Because underlying that is the reality that they really don't have my back. That someone could hurt me again, and they would blow it off because I was "asking for it." It's the fear that they really don't see me as a full human being who should be allowed to dictate who has access to her body.

And while in a lot of these cases, I strongly suspect that they would have my back, what is it that makes me different from those other women? Is it like my racist uncle who drops the N-bomb constantly but says, "I'm not racist, I have a black friend?"

I don't know. I just know that I worry, even if they do have my back now, what would it take for me to slip into that category with "other women" and lose that support.

Date: 2008-10-11 12:07 am (UTC)
From: [identity profile] sarmonster.livejournal.com
Many a time, when alone with someone I was getting weird vibes from, I thought: AM I prepared to seriously injure this person?

I had a really close call when I was naieve and 14. Two brothers, and my friend and I were partying together, the older brother and my younger friend were talking, myself and younger borther didn't feel like part of the conversation. "Lets go to my room." Sure, Ok. It didn't even occur to me that he had any interest, I figured he was going to show me his artwork or something. He pushed me down on the bed, I was nervous, but not *freaked*. No, what are you doing? No...When I tried to get up and he pushed me down again, I said "Dude, NO." I pushed back, he tried to hit me, I blocked and backhanded him in the face. He had easily 70 pounds on me and was damn strong. I kicked him in the shins and headed for the door. when I got to the living room, my friend and his brother were sitting close, talking quietly. "I've gotta go." I said. My friend didn't even say anything to him and followed me out.
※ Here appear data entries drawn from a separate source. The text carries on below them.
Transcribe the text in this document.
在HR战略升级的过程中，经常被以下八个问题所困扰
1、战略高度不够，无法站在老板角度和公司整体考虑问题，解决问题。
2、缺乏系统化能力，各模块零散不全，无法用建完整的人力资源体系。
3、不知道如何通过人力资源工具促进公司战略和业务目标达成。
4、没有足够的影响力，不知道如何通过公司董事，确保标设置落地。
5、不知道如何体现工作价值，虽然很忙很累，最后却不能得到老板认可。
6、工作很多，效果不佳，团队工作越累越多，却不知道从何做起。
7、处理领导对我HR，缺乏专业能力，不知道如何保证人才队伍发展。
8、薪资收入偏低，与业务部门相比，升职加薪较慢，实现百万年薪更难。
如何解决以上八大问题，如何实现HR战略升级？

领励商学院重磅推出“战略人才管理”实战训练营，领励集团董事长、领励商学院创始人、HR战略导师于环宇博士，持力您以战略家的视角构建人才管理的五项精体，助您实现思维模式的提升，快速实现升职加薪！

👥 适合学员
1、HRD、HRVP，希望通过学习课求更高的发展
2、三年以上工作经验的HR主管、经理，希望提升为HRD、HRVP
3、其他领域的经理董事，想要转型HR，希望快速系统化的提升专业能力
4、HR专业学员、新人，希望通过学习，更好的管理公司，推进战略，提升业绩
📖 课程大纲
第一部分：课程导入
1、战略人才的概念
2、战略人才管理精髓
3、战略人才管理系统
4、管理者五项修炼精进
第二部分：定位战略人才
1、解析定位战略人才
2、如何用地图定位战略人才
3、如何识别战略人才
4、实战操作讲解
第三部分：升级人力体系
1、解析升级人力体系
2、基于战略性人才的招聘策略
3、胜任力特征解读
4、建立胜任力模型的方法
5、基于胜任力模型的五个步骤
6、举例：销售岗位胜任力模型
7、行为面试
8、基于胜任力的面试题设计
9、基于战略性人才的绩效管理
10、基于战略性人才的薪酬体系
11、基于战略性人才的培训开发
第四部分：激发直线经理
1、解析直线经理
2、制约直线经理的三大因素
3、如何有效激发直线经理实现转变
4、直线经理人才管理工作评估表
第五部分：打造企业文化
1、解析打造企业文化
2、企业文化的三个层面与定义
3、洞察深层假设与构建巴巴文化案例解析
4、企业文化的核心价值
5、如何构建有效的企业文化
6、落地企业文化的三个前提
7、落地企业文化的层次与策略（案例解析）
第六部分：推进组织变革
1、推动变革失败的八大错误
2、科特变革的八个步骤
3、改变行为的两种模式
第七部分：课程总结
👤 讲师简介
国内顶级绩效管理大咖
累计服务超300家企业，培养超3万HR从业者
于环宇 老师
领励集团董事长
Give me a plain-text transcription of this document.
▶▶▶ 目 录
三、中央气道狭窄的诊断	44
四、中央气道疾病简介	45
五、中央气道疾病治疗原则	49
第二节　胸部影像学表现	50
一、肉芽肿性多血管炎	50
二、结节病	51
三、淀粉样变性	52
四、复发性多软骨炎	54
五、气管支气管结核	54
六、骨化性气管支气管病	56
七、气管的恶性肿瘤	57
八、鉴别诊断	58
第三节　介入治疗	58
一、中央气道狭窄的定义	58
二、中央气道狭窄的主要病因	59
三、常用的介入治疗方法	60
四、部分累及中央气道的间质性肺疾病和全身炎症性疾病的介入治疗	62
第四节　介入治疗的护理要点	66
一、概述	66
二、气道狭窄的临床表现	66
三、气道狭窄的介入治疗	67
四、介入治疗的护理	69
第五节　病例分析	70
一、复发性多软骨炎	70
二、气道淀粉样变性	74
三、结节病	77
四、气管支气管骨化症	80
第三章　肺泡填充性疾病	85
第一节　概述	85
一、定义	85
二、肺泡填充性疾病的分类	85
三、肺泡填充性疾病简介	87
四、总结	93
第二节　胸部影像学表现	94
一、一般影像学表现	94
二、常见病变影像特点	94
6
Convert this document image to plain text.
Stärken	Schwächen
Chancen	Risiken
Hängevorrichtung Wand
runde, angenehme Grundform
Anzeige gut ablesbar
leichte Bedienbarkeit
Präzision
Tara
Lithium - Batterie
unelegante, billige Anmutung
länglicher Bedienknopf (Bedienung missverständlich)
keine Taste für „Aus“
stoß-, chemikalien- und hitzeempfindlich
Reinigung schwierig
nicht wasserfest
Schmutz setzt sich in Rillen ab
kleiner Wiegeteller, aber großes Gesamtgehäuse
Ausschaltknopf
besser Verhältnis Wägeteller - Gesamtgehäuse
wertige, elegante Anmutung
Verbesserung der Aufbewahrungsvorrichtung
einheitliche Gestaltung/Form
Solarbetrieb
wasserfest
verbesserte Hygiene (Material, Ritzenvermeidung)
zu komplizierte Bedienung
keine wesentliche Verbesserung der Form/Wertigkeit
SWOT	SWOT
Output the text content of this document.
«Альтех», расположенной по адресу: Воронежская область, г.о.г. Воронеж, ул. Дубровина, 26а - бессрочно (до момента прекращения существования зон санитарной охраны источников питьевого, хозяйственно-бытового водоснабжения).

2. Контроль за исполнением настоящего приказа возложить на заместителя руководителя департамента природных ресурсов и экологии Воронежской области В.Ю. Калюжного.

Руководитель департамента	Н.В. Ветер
I wondered if he would call the cops or come after me with friends. He didn't. I ran into him a couple years later and got a glare, but that was it.

Thinking back, I suppose I could've reported him for even trying to go that far, but it never occurred to me. I was told he had a black eye-though I find it hard to believe I'd hit him that hard, I was physically unscathed, he wasn't going to try again.

If he had managed to go through with it, I think it would've been a LOT harder to report him and admit I was a victim than not, I don't know. Not even because no one would've believed me; he didn't have a lot of friends. First of all, we weren't supposed to be out, my folks would've locked me away the rest of my life, I don't like cops, and a court trial ...Just...yikes. I don't know.

If someone had pointed him out beforehand and said "He'll try to rape you." I would've thought they were nuts. Large but not tall soft-spoken friendly but socially inept 20-year-old native american. Apparently he was of the mind that women were 'something you mated with'. What kind of woman raises kids like that? Or is it learned later?

Glad I had that experience in a weird way, though; I think it kept me wary of future situations I might not have escaped from so easily.